National ophthalmic disease genotyping network.-The Committee congratulates NEI on its progress in identifying many of the genes involved in some of the most devastating eye diseases, including age-related macular degeneration (AMD), retinitis pigmentosa (RP), and glaucoma, and the progress that has been made in understanding the underlying disease mechanisms and in developing appropriate treatments. NEI’s new national ophthalmic disease genotyping network (eyeGENE) will help accelerate application of these new approaches to medicine. By encouraging the participation of patients and their families who need highly-specialized genetic testing services and coordinating the efforts of many vision research laboratories, vital information is being collected confidentially and maintained securely. This information will help preempt eye disease by enabling qualified investigators to develop targeted treatments and to identify those individuals who are appropriate candidates for these treatments
Excerpt from the NEI Director’s Opening Statement for FY 2009:
Over the past 15 years, NEI-supported investigators have identified nearly 500 genes with alterations that lead to eye diseases such as glaucoma, cataracts, strabismus, corneal dystrophies and retinal degenerative diseases.

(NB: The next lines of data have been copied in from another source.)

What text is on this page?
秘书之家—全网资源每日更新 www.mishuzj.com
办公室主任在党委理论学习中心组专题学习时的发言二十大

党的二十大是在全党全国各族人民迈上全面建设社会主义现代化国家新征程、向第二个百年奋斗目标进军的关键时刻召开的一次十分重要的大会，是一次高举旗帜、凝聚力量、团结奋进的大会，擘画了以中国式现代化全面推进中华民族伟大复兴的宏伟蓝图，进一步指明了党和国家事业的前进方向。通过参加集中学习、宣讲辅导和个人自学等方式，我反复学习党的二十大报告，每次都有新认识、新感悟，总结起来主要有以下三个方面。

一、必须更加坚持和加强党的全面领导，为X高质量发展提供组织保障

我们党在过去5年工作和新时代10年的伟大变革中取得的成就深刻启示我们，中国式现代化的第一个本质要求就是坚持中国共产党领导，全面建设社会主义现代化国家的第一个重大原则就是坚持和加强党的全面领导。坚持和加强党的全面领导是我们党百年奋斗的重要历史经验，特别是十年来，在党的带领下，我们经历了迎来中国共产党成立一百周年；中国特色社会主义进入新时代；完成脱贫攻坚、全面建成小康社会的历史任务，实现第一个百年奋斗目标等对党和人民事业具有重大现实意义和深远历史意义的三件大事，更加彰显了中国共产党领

Considerable progress has been made in elucidating the molecular mechanisms that cause these diseases. Researchers are now working to develop tailored therapies that address the direct genetic cause of a disease. However, many eye diseases are clinically difficult to distinguish without a molecular diagnosis based on genetic testing. Moreover, genetic testing services are not widely available. As genomic medicine progresses to clinical trials, it becomes necessary to genotype patients with these eye diseases to find suitable clinical trial participants.
Through an innovative program called the National Ophthalmic Disease Genotyping Network (eyeGENE), the NEI is working to enhance the nation’s capacity for genetic testing of eye disease. The eyeGENE program is a network of research laboratories that offer testing for affected individuals coupled to a registry of clinical information that is available to the eye research community through a secure, confidential patient registry. eyeGENE will also create a large data set for investigators to identify additional genetic risk factors and to explore the relationship between a genetic disease (genotype) and its clinical manifestation (phenotype). Programs like eyeGENE will drive genomic medicine and become a necessary fabric for personalized medicine.

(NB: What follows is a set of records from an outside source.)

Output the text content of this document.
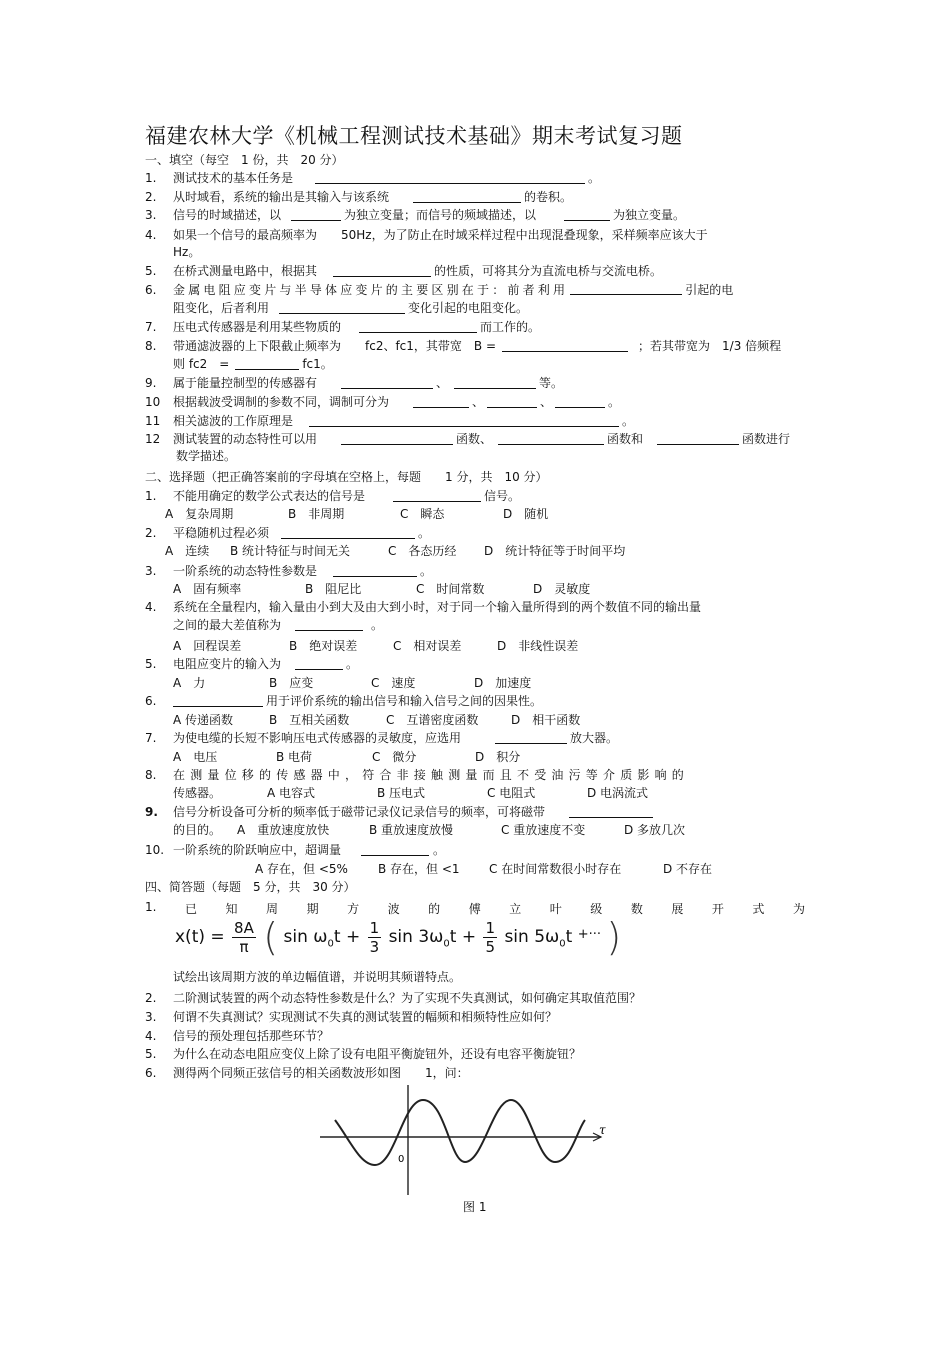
福建农林大学《机械工程测试技术基础》期末考试复习题
一、填空（每空　1 份，共　20 分）
1. 测试技术的基本任务是	。
2. 从时域看，系统的输出是其输入与该系统	的卷积。
3. 信号的时域描述，以	为独立变量；而信号的频域描述，以	为独立变量。
4. 如果一个信号的最高频率为　　50Hz，为了防止在时域采样过程中出现混叠现象，采样频率应该大于
Hz。
5. 在桥式测量电路中，根据其	的性质，可将其分为直流电桥与交流电桥。
6.	金属电阻应变片与半导体应变片的主要区别在于：前者利用	引起的电
阻变化，后者利用	变化引起的电阻变化。
7. 压电式传感器是利用某些物质的	而工作的。
8. 带通滤波器的上下限截止频率为　　fc2、fc1，其带宽　B =	；若其带宽为　1/3 倍频程
则 fc2　=	fc1。
9. 属于能量控制型的传感器有	、	等。
10 根据载波受调制的参数不同，调制可分为	、	、	。
11 相关滤波的工作原理是	。
12 测试装置的动态特性可以用	函数、	函数和	函数进行
数学描述。
二、选择题（把正确答案前的字母填在空格上，每题　　1 分，共　10 分）
1. 不能用确定的数学公式表达的信号是	信号。
A　复杂周期	B　非周期	C　瞬态	D　随机
2. 平稳随机过程必须	。
A　连续 B 统计特征与时间无关	C　各态历经 D　统计特征等于时间平均
3. 一阶系统的动态特性参数是	。
A　固有频率	B　阻尼比	C　时间常数	D　灵敏度
4. 系统在全量程内，输入量由小到大及由大到小时，对于同一个输入量所得到的两个数值不同的输出量
之间的最大差值称为	。
A　回程误差	B　绝对误差	C　相对误差	D　非线性误差
5. 电阻应变片的输入为	。
A　力	B　应变	C　速度	D　加速度
6.	用于评价系统的输出信号和输入信号之间的因果性。
A 传递函数	B　互相关函数	C　互谱密度函数	D　相干函数
7. 为使电缆的长短不影响压电式传感器的灵敏度，应选用	放大器。
A　电压	B 电荷	C　微分	D　积分
8.	在测量位移的传感器中，符合非接触测量而且不受油污等介质影响的
传感器。	A 电容式	B 压电式	C 电阻式	D 电涡流式
9. 信号分析设备可分析的频率低于磁带记录仪记录信号的频率，可将磁带
的目的。 A　重放速度放快	B 重放速度放慢	C 重放速度不变	D 多放几次
10. 一阶系统的阶跃响应中，超调量	。
A 存在，但 <5%	B 存在，但 <1 C 在时间常数很小时存在	D 不存在
四、简答题（每题　5 分，共　30 分）
1. 已 知 周 期 方 波 的 傅 立 叶 级 数 展 开 式 为
$x(t) = \frac{8A}{\pi}$ ( $\sin \omega_0t + \frac{1}{3}$ $\sin 3\omega_0t + \frac{1}{5}$ $\sin 5\omega_0t$ +··· )
试绘出该周期方波的单边幅值谱，并说明其频谱特点。
2. 二阶测试装置的两个动态特性参数是什么？为了实现不失真测试，如何确定其取值范围？
3. 何谓不失真测试？实现测试不失真的测试装置的幅频和相频特性应如何？
4. 信号的预处理包括那些环节？
5. 为什么在动态电阻应变仪上除了设有电阻平衡旋钮外，还设有电容平衡旋钮？
6. 测得两个同频正弦信号的相关函数波形如图　　1，问：
τ
0
图 1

Excerpt from the Congressional Justification for FY 2009:
FY 2009 will also bring enhancements to the Ophthalmic Genetics and Visual Function Branch within the IRP. NEI established eyeGENE, a partnership involving the IRP and laboratories across the vision research community to enhance diagnostic genetic testing for eye diseases. eyeGENE, provides genotyping information to patients and their doctors while also creating a centralized repository of genetic material and diagnostic information for research purposes. Additional laboratories will join eyeGENE and testing for additional eye disease genes will be added in FY 2009.